The Physics Behind Desmodromic Valve Trains

In conventional four-stroke engines, intake and exhaust valves are opened by a cam and closed by a return spring. Desmodromic valves use two cams, one for positively opening the valve and the other for closing it without the use of a return spring. 

 

Desmodromic Valve using Two Cams

For racing engines on cars and motorcycles, their high revving nature makes conventional spring-loaded valves inefficient and prone to metal fatigue with sustained use at high rpms, thereby seriously limiting high performance. As maximum rpm rises, the springs in conventional valvetrains would encounter higher forces leading to increased cam drag and wear leading to eventual failure. Desmodromic valves address this problem because it does not have to overcome the static energy of the spring.

Mercedes Benz used desmodromic valves in their 1954 Formula One car as well as on the Mercedes Benz 300 SLR of 1955. Ducati developed a desmodromic valve system for their Ducati 125 Grand Prix motorcycle in 1956 to force valves to comply with the timing diagram as consistently as possible. Ducati went on to deliver a number of patents related to desmodromic valvetrains.
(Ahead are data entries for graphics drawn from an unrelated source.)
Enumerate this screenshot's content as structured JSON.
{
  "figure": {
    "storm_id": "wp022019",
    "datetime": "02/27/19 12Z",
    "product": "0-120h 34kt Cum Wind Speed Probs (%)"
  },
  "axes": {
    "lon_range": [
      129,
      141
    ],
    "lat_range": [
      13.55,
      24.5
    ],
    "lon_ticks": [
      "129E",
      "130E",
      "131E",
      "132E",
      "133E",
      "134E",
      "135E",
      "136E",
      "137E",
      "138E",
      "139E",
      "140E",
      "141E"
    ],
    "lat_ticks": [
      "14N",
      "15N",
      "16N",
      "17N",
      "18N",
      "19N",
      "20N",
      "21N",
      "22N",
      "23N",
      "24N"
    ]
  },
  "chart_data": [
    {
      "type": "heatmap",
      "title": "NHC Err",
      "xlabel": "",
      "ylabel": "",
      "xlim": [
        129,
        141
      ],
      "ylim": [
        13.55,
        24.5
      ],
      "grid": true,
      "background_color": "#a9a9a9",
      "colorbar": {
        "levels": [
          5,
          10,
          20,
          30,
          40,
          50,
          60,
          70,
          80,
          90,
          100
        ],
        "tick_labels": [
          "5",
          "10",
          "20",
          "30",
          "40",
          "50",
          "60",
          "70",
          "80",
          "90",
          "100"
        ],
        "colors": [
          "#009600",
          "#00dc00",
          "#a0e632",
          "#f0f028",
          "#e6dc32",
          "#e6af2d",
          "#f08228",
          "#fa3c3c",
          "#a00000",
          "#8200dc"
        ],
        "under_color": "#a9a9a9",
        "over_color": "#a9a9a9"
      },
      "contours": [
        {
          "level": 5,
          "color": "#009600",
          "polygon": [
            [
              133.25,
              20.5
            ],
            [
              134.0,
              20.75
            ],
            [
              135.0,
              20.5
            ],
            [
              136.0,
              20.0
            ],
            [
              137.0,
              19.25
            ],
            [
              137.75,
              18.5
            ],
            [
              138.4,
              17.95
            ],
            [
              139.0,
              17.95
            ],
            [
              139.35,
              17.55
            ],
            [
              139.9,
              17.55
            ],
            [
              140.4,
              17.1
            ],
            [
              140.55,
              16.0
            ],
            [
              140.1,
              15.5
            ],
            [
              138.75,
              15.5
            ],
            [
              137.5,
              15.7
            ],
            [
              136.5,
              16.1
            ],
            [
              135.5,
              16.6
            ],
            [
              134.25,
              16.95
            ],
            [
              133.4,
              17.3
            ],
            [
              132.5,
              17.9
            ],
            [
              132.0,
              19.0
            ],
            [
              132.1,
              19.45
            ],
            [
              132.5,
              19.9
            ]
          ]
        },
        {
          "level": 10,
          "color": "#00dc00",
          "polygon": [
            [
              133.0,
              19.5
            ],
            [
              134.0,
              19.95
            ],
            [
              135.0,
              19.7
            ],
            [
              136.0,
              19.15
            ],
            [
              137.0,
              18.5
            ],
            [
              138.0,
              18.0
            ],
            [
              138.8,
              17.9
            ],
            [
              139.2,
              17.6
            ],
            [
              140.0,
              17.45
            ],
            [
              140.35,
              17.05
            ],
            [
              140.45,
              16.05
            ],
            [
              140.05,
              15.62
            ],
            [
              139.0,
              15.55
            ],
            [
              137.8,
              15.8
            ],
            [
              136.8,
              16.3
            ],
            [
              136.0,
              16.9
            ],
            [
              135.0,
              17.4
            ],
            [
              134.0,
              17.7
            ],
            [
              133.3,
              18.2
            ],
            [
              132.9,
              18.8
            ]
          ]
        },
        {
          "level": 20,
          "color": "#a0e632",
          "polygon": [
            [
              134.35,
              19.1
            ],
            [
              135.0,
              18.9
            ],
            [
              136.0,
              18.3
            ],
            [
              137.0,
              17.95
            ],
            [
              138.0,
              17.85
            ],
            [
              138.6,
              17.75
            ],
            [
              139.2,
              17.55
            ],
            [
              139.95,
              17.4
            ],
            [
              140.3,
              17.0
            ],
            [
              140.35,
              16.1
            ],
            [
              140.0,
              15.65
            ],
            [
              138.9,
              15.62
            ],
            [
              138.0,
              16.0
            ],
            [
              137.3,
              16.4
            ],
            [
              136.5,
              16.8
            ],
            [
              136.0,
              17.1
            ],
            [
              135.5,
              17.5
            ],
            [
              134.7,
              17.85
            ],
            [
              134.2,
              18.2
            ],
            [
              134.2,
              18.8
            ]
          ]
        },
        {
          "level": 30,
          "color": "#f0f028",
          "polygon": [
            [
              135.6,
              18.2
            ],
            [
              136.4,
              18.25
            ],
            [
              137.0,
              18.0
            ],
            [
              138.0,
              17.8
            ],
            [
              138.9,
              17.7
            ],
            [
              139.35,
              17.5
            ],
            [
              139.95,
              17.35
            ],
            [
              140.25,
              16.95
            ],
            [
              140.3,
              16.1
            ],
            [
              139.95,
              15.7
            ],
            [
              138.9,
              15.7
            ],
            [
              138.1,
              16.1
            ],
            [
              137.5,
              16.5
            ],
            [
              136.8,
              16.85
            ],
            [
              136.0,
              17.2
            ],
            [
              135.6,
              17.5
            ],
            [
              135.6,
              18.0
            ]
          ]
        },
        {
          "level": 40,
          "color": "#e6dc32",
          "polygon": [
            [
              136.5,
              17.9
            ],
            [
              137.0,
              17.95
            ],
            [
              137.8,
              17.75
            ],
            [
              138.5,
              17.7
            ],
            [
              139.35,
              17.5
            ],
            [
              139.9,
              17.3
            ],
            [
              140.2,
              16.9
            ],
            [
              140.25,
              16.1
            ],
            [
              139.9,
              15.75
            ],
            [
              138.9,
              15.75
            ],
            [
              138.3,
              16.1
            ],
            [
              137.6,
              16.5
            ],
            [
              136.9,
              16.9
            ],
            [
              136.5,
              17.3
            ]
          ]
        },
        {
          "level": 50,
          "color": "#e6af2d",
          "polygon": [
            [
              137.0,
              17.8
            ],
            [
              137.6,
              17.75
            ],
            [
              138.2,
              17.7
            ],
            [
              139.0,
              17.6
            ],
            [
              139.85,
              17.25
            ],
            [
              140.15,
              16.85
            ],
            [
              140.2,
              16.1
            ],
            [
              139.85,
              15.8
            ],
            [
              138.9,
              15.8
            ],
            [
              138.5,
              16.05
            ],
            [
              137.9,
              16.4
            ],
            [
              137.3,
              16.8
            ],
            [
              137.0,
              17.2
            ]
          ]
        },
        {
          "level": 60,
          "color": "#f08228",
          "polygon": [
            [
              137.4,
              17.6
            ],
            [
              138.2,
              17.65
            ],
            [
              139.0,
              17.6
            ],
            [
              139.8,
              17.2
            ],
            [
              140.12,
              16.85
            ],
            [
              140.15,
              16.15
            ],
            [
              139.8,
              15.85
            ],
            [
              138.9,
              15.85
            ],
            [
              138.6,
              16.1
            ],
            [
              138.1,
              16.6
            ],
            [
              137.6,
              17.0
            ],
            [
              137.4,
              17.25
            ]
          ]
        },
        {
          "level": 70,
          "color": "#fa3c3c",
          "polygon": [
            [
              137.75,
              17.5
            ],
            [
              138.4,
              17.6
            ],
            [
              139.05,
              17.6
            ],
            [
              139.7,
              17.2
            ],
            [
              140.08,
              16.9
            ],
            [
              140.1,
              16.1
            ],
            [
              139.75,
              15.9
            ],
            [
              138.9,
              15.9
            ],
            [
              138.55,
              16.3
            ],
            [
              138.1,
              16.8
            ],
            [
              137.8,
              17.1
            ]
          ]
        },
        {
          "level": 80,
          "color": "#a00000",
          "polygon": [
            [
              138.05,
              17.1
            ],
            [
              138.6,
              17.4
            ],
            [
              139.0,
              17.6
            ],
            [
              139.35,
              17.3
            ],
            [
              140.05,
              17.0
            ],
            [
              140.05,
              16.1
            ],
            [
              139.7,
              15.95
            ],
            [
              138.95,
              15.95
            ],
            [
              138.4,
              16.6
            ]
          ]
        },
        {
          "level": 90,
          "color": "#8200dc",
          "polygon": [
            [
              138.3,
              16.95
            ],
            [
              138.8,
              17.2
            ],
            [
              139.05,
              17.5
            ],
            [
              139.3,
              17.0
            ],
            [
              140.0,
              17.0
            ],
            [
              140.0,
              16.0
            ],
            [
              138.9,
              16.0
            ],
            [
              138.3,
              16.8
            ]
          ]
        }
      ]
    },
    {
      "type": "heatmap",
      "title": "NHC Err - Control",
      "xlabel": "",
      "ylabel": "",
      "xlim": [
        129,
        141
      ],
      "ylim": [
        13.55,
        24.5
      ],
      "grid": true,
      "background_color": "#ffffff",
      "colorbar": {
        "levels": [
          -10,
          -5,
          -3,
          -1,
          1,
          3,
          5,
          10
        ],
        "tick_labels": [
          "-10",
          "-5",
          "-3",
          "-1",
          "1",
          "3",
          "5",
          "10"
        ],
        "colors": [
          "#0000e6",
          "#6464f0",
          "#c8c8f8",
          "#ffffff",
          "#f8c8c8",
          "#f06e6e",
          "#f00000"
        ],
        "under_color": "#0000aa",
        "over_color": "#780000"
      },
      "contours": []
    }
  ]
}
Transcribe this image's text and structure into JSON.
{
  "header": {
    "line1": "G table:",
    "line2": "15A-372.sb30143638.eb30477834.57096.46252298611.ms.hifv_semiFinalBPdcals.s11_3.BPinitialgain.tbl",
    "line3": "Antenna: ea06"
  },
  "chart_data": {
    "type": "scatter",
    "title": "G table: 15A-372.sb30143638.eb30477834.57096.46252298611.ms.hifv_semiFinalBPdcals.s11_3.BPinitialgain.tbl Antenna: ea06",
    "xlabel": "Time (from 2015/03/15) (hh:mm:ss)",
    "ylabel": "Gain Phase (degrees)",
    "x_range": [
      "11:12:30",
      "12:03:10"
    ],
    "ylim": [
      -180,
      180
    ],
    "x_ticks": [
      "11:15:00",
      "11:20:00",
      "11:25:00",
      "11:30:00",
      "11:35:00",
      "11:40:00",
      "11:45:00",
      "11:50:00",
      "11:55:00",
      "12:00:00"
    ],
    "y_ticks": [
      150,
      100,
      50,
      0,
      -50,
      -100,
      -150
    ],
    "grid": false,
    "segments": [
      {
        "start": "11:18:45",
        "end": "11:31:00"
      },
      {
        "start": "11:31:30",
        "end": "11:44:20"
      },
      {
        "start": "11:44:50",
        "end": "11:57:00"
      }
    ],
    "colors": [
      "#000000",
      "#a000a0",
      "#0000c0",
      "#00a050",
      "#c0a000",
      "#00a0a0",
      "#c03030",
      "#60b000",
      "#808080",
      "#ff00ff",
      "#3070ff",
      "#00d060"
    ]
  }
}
If in a racing application, a normal valve spring had an upper limit of 10,000 rpm, that same engine would be capable of an upper limit of 15,000 rpm when equipped with a desmodromic valve, and therefore much higher power and better efficiency.

Modern Formula One engines use a pneumatic system to close valves that allow very high rpm without valve float, catastrophic failure due to valve coming in contact with the piston head, and for proper valve seating before the next combustion cycle begins.

Desmodromic valves are still used on current Ducati motorcycle engines from standard production bikes to superbikes and MotoGP bikes.